It’s kind of like watching TV. Or someone else playing a video game. But it’s live, there, in front of you. Mike Bartlett has a reputation for doing just that – creating plays that challenge the conventions of theatrical experience. Game, at the Almeida, certainly achieves that.
Black blinds come up on the stage space from your little section of the audience – one of four arranged around the set – each invisible to the others. We listen in with headphones, as sing-song gaming music plays on repeat. Somewhere behind the polka dot wallpaper are the other segments of the audience, watching. There are little screens too, in the audience space, showing surveillance footage of the space.
So you can see all around this quite standard, modern home. It’s got a nice clean kitchen. It feels very IKEA. And a bit like watching Big Brother or playing The Sims. The young couple living there – played by Mike Noble and Jodie McNee – go about their normal daily business – making dinner, making love.

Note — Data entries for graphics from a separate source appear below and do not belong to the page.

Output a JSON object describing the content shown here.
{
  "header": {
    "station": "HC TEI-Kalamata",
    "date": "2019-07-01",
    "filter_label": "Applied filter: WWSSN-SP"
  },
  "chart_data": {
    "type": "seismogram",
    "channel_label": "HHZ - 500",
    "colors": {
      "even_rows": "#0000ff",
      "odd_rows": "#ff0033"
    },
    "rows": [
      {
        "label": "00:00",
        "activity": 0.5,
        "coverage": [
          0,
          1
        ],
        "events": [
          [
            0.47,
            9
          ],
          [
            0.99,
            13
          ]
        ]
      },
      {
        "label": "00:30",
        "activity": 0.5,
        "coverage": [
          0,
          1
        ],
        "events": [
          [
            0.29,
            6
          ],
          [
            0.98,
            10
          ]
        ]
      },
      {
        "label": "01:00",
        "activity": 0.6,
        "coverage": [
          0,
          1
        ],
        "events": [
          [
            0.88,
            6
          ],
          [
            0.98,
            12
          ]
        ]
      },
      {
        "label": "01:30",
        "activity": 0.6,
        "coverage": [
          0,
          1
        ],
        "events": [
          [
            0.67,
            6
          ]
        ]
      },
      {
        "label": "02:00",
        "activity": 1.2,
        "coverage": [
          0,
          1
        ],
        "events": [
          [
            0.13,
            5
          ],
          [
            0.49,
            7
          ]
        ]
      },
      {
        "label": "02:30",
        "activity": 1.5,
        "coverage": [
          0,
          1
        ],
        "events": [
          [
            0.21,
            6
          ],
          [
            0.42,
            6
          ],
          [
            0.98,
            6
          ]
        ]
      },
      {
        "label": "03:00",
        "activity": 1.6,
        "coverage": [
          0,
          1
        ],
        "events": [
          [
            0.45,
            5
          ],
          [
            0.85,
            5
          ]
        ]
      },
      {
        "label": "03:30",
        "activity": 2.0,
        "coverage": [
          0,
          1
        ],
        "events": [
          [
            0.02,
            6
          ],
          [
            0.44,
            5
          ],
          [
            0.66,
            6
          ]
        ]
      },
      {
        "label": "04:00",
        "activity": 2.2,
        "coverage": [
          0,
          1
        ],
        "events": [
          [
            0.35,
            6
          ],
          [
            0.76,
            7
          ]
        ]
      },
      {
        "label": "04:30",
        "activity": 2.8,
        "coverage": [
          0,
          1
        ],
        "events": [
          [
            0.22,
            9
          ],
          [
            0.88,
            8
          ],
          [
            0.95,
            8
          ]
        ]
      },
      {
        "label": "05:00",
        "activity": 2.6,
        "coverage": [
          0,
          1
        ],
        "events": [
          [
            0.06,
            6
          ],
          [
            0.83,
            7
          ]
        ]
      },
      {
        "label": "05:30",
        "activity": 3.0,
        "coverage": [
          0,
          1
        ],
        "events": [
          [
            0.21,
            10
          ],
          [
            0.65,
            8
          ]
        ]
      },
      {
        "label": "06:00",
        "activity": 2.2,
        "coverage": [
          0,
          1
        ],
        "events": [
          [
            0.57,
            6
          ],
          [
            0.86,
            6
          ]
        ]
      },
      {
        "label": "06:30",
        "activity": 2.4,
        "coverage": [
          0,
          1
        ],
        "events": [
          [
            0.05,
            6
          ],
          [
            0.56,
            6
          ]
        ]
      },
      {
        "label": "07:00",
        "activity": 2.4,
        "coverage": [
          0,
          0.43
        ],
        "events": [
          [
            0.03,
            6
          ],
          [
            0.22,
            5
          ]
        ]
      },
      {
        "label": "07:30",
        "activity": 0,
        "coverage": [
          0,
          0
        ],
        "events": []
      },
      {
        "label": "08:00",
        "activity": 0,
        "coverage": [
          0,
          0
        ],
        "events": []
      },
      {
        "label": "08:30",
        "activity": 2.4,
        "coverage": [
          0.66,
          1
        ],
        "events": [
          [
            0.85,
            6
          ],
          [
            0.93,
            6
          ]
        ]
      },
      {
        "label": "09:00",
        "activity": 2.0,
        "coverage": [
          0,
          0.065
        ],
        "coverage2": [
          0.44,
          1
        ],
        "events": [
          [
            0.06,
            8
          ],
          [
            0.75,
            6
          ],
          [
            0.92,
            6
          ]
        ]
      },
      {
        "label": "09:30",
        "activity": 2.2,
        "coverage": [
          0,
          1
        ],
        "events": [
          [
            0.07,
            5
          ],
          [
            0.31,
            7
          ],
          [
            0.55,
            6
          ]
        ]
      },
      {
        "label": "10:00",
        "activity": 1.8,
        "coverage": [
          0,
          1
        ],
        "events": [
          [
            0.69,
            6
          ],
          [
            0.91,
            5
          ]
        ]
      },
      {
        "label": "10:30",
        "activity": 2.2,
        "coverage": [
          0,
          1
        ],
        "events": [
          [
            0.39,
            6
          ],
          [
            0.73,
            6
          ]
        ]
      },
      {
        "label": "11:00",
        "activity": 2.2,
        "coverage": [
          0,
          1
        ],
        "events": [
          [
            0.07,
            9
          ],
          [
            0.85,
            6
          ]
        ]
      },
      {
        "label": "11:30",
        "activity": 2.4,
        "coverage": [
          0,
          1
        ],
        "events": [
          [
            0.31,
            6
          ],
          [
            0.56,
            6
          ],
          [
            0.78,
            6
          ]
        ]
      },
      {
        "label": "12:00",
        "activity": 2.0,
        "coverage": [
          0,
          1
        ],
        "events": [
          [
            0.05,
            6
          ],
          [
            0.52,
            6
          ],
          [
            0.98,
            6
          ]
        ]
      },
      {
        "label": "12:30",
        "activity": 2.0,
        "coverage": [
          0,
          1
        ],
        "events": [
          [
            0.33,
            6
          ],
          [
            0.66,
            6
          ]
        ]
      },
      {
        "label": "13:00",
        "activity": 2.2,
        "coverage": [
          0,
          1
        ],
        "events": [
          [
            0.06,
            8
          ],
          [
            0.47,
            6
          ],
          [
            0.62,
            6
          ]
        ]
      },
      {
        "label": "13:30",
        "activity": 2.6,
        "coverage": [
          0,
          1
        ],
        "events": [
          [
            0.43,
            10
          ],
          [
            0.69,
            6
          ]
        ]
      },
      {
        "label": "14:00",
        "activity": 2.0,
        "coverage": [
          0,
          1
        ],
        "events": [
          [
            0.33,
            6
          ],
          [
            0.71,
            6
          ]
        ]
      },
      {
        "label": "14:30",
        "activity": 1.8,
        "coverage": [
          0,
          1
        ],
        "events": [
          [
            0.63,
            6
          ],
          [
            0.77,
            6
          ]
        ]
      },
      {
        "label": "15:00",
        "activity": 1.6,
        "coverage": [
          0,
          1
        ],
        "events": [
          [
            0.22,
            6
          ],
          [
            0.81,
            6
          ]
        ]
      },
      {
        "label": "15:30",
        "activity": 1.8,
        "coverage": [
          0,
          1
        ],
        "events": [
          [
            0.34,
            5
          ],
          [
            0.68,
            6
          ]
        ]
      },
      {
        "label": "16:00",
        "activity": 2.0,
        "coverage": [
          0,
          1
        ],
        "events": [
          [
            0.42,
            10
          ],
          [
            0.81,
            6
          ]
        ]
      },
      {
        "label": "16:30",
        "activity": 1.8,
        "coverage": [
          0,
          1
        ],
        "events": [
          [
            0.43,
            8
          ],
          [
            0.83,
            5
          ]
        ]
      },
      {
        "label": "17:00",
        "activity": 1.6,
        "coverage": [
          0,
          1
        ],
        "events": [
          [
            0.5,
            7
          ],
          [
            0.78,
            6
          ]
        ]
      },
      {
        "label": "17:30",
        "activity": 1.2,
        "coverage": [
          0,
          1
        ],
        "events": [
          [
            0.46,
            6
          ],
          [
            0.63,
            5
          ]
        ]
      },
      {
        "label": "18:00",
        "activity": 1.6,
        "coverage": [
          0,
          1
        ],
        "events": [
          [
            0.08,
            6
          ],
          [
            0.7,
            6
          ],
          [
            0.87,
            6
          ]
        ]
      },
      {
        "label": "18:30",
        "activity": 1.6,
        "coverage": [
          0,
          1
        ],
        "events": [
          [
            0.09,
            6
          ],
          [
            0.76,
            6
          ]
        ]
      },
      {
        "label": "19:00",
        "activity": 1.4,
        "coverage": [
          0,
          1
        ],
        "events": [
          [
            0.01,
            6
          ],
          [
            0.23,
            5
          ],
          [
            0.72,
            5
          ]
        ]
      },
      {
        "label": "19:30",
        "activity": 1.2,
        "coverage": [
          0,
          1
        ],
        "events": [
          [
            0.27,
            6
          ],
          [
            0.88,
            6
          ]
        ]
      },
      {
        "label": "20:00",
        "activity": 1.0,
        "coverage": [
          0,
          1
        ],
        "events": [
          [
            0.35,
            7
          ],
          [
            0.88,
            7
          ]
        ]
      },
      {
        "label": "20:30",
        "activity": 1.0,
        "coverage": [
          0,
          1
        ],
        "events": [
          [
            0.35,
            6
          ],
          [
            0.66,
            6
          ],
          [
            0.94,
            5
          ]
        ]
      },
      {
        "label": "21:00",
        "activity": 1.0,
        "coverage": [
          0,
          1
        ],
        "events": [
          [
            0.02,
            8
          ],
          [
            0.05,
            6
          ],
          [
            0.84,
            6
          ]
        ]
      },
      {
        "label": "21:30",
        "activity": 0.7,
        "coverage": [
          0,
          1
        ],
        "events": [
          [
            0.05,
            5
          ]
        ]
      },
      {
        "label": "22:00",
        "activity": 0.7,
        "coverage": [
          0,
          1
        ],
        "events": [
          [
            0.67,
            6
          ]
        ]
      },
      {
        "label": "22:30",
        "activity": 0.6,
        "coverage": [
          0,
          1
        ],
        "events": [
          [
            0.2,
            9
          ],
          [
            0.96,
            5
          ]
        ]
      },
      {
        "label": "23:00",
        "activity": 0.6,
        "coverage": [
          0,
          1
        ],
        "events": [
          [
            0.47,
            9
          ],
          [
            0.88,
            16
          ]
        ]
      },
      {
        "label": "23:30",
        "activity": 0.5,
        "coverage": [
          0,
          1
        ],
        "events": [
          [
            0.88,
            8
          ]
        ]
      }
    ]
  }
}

They have cornflakes and microwave dinners.
We soon discover, though, that this is a corporate home, whose inhabitants allow themselves to be shot with tranquilliser darts for public amusement. It’s a rich person’s game. And it is sold as the ultimate experience – get a buzz from shooting real life people in their real life home. Watch them squirm. The person who’s been shot passes out for a bit, wakes up and gets on with things as though nothing were amiss.

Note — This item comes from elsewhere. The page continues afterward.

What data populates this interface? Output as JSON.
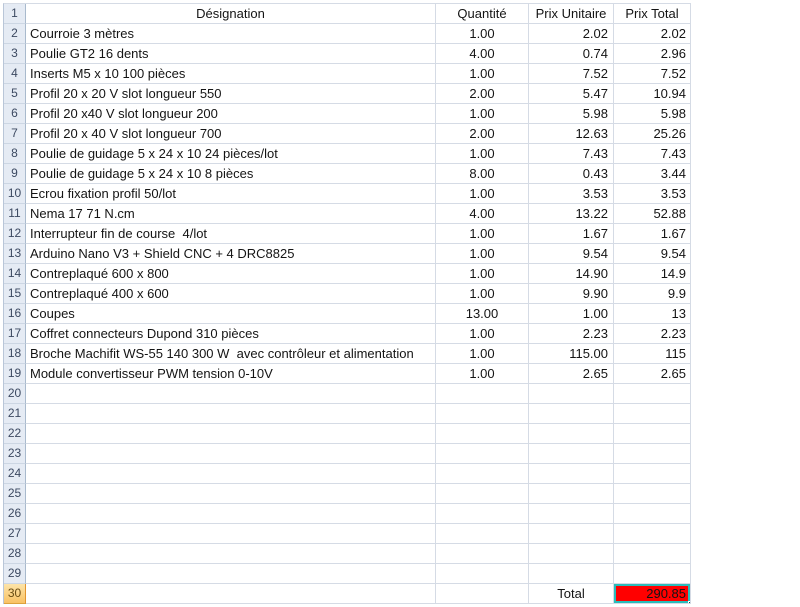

The apparent catalyst for this last resort is the housing crisis – but that fact, so clearly stated in the marketing, lacks emphasis in the production. In fact, when the couple eventually allow their little son to also be shot at, there seems to be no reasonable justification behind their staying. Even if, as Carly (McNee) tells her partner, they haven’t done very well in life. They just didn’t seem quite that desperate.

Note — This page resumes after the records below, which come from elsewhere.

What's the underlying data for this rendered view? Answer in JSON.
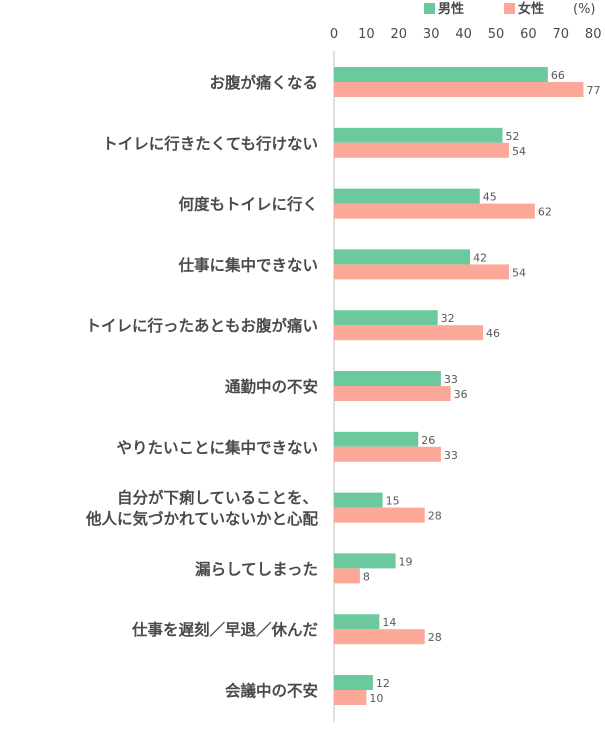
{
  "chart_data": {
    "type": "bar",
    "orientation": "horizontal",
    "unit": "(%)",
    "categories": [
      [
        "お腹が痛くなる"
      ],
      [
        "トイレに行きたくても行けない"
      ],
      [
        "何度もトイレに行く"
      ],
      [
        "仕事に集中できない"
      ],
      [
        "トイレに行ったあともお腹が痛い"
      ],
      [
        "通勤中の不安"
      ],
      [
        "やりたいことに集中できない"
      ],
      [
        "自分が下痢していることを、",
        "他人に気づかれていないかと心配"
      ],
      [
        "漏らしてしまった"
      ],
      [
        "仕事を遅刻／早退／休んだ"
      ],
      [
        "会議中の不安"
      ]
    ],
    "series": [
      {
        "name": "男性",
        "color": "#6cc99e",
        "values": [
          66,
          52,
          45,
          42,
          32,
          33,
          26,
          15,
          19,
          14,
          12
        ]
      },
      {
        "name": "女性",
        "color": "#fca898",
        "values": [
          77,
          54,
          62,
          54,
          46,
          36,
          33,
          28,
          8,
          28,
          10
        ]
      }
    ],
    "xlim": [
      0,
      80
    ],
    "xticks": [
      0,
      10,
      20,
      30,
      40,
      50,
      60,
      70,
      80
    ],
    "axis_position": "top",
    "legend_position": "top-right",
    "grid": false,
    "axis_color": "#bfbfbf"
  }
}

Game struggles to find any narrative harmony or drive after a slightly more dynamic opening. It lacks character history to establish sympathy for the couple we voyeuristically peer at. Their son, who is driven to hiding in a cardboard box, is oddly voiceless and unaccessible. The high-class ‘experience’ of shooting people also seemed underdeveloped – why weren’t there tours, a narrative, additional extras, some kind of obsequious glamour? And the apparent villain of the piece – who owns the enterprise – wasn’t very nasty.
The concept of Game is intriguing and fearful – a moralistic story about technology and human evil. At what point do we feel uncomfortable being entertained by others’ despair? The technical team has pulled off a complex soundscape and film elements with quite astounding accuracy. But it lacks engaging, emotional storytelling. If you’re expecting something as biting as Bull or exceptional as King Charles III, I would reconsider.